Due ori nel doppio di slittino alle Olimpiadi nel giro di venti minuti. Impresa da “sogno o son desto”, numero antologico che rimarrà in maniera imperitura nella leggenda dello sport tricolore, micidiale uno-due ad altissime palpitazioni che ha dato ben altro volto all’avventura del Bel Paese a Milano Cortina 2026. Prima l’apoteosi di Andrea Voetter e Marion Oberhofer, che hanno vinto la prima gara di doppio femminile disputata nella storia dei Giochi; poco più tardi la memorabile stoccata di Emanuel Rieder e Simon Kainzwaldner.

Terzi dopo la prima manche, hanno confezionato una seconda discesa superlativa (soprattutto nella seconda metà del budello di Cortina d’Ampezzo intitolato a Eugenio Monti) e hanno rimontato gli austriaci Steu/Kindl e i tedeschi Wendl/Arlt, meritandosi così il diritto di salire sul gradino più alto del podio e di intonare l’Inno di Mameli. I precedenti nella storia sono soltanto due: Paul Hildgartner e Walter Plaikner nel 1972, Kurt Brugger e Wilfried Huber nel 1994.

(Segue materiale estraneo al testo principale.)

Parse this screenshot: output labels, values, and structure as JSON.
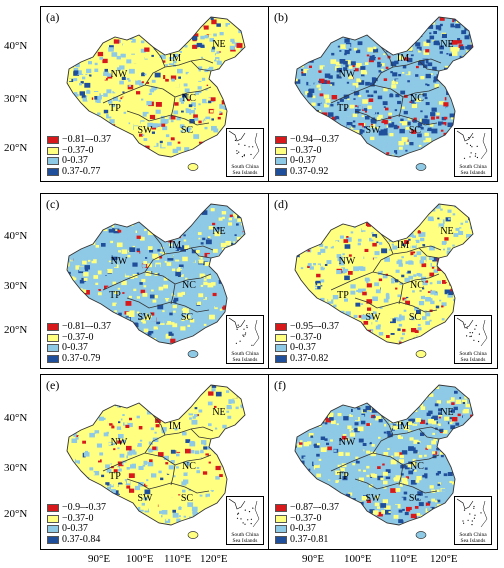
{
  "latitude_labels": [
    "40°N",
    "30°N",
    "20°N"
  ],
  "longitude_labels": [
    "90°E",
    "100°E",
    "110°E",
    "120°E"
  ],
  "region_labels": [
    "NW",
    "IM",
    "NE",
    "TP",
    "NC",
    "SW",
    "SC"
  ],
  "inset_label": "South China Sea Islands",
  "colors": {
    "class1": "#d7191c",
    "class2": "#ffff80",
    "class3": "#8ec9e6",
    "class4": "#1f4e9b",
    "boundary": "#333333"
  },
  "panels": [
    {
      "label": "(a)",
      "legend": [
        "−0.81–-0.37",
        "−0.37-0",
        "0-0.37",
        "0.37-0.77"
      ],
      "pattern": "mixed"
    },
    {
      "label": "(b)",
      "legend": [
        "−0.94–-0.37",
        "−0.37-0",
        "0-0.37",
        "0.37-0.92"
      ],
      "pattern": "blue-east"
    },
    {
      "label": "(c)",
      "legend": [
        "−0.81–-0.37",
        "−0.37-0",
        "0-0.37",
        "0.37-0.79"
      ],
      "pattern": "blue-west"
    },
    {
      "label": "(d)",
      "legend": [
        "−0.95–-0.37",
        "−0.37-0",
        "0-0.37",
        "0.37-0.82"
      ],
      "pattern": "light"
    },
    {
      "label": "(e)",
      "legend": [
        "−0.9–-0.37",
        "−0.37-0",
        "0-0.37",
        "0.37-0.84"
      ],
      "pattern": "yellow"
    },
    {
      "label": "(f)",
      "legend": [
        "−0.87–-0.37",
        "−0.37-0",
        "0-0.37",
        "0.37-0.81"
      ],
      "pattern": "blue-center"
    }
  ]
}
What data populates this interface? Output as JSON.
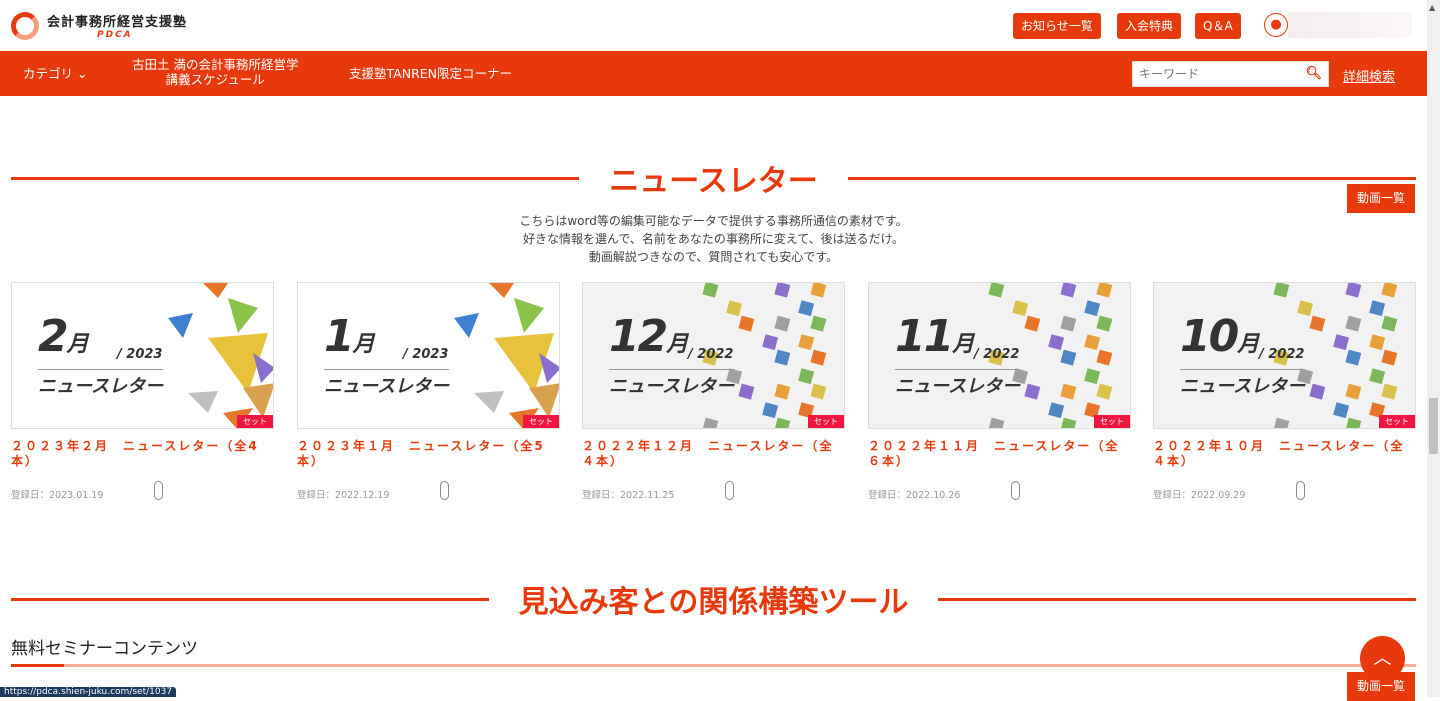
{
  "header": {
    "logo_main": "会計事務所経営支援塾",
    "logo_sub": "PDCA",
    "buttons": [
      "お知らせ一覧",
      "入会特典",
      "Q＆A"
    ]
  },
  "nav": {
    "category": "カテゴリ",
    "schedule_line1": "古田土 満の会計事務所経営学",
    "schedule_line2": "講義スケジュール",
    "tanren": "支援塾TANREN限定コーナー",
    "search_placeholder": "キーワード",
    "advanced": "詳細検索"
  },
  "newsletter": {
    "title": "ニュースレター",
    "list_button": "動画一覧",
    "desc": [
      "こちらはword等の編集可能なデータで提供する事務所通信の素材です。",
      "好きな情報を選んで、名前をあなたの事務所に変えて、後は送るだけ。",
      "動画解説つきなので、質問されても安心です。"
    ],
    "cards": [
      {
        "month": "2",
        "year": "2023",
        "label": "ニュースレター",
        "badge": "セット",
        "title": "２０２３年２月　ニュースレター（全4本）",
        "date": "登録日：2023.01.19",
        "style": "triangles"
      },
      {
        "month": "1",
        "year": "2023",
        "label": "ニュースレター",
        "badge": "セット",
        "title": "２０２３年１月　ニュースレター（全5本）",
        "date": "登録日：2022.12.19",
        "style": "triangles"
      },
      {
        "month": "12",
        "year": "2022",
        "label": "ニュースレター",
        "badge": "セット",
        "title": "２０２２年１２月　ニュースレター（全４本）",
        "date": "登録日：2022.11.25",
        "style": "squares"
      },
      {
        "month": "11",
        "year": "2022",
        "label": "ニュースレター",
        "badge": "セット",
        "title": "２０２２年１１月　ニュースレター（全６本）",
        "date": "登録日：2022.10.26",
        "style": "squares"
      },
      {
        "month": "10",
        "year": "2022",
        "label": "ニュースレター",
        "badge": "セット",
        "title": "２０２２年１０月　ニュースレター（全４本）",
        "date": "登録日：2022.09.29",
        "style": "squares"
      }
    ],
    "month_suffix": "月"
  },
  "tools": {
    "title": "見込み客との関係構築ツール",
    "subsection": "無料セミナーコンテンツ",
    "list_button": "動画一覧"
  },
  "status_url": "https://pdca.shien-juku.com/set/1037",
  "colors": {
    "accent": "#e8390d",
    "badge": "#f0163f"
  }
}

Dopo trentadue anni sventola il tricolore sul massimo pennone, a chiudere un superlativo uno-due quasi paragonabile per intensità emotiva all’accoppiata Jacobs-Tamberi dei Giochi di Tokyo 2020. Il grande pubblico non li conoscerà molto bene, ma nel loro palmares figurano buoni piazzamenti come l’argento nello sprint (specialità non olimpica) ai Mondiali 2020 e quattro podi in Coppa del Mondo nel doppio, la disciplina dove oggi si sono consacrati per l’eternità.

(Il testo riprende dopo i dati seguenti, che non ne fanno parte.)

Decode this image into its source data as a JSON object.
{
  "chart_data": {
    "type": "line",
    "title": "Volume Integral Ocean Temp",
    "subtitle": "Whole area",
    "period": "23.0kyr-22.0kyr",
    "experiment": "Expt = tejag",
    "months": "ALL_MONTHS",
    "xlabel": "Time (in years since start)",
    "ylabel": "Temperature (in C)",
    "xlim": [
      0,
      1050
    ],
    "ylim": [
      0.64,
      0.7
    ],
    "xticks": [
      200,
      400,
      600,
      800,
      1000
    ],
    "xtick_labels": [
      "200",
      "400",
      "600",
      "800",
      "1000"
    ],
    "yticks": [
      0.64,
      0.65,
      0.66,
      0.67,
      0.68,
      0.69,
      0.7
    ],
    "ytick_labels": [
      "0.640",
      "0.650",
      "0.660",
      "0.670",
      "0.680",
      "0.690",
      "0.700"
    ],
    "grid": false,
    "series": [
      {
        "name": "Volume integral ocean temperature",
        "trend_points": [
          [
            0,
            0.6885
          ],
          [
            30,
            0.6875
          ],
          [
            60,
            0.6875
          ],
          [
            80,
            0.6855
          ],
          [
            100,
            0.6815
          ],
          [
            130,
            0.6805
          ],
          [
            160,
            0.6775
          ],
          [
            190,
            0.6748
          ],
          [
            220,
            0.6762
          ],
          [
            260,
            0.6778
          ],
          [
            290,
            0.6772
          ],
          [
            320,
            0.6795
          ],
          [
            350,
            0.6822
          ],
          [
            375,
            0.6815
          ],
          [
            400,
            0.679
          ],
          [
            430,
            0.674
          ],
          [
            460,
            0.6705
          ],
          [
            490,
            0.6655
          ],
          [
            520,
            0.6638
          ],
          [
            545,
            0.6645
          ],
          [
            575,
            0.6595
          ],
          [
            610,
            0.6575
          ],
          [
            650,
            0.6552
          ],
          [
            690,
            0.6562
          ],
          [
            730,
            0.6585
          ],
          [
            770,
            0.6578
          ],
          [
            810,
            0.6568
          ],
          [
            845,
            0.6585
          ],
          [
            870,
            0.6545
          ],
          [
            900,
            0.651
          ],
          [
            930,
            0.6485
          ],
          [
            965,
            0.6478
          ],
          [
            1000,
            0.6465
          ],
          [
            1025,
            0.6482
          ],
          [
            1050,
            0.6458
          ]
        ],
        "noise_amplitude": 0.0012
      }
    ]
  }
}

Emanuel Rieder, classe 1993 nativo di Bressanone, è stato lungimirante nel cambiare specialità: prima era un individualista e prese parte anche a due edizioni dei Giochi (19mo a Sochi 2014 e 17mo a PyeongChang 2018), senza dimenticarsi dell’argento ai Mondiali juniores nel 2013, poi ha deciso di spostarsi nel doppio e oggi è arrivata l’apoteosi. Simon Kainzwaldner, classe 1994 nativo di Bolzano, è già stato un Campione Olimpico: vinse infatti nel doppio a livello giovanile a Innsbruck 2012 in coppia con Florian Gruber, poi nel 2018-2019 iniziò a fare coppia con Rieder, passando per l’argento iridato fino all’apoteosi odierna, tra l’altro senza aver mai vinto in Coppa del Mondo… Uomini da grande evento.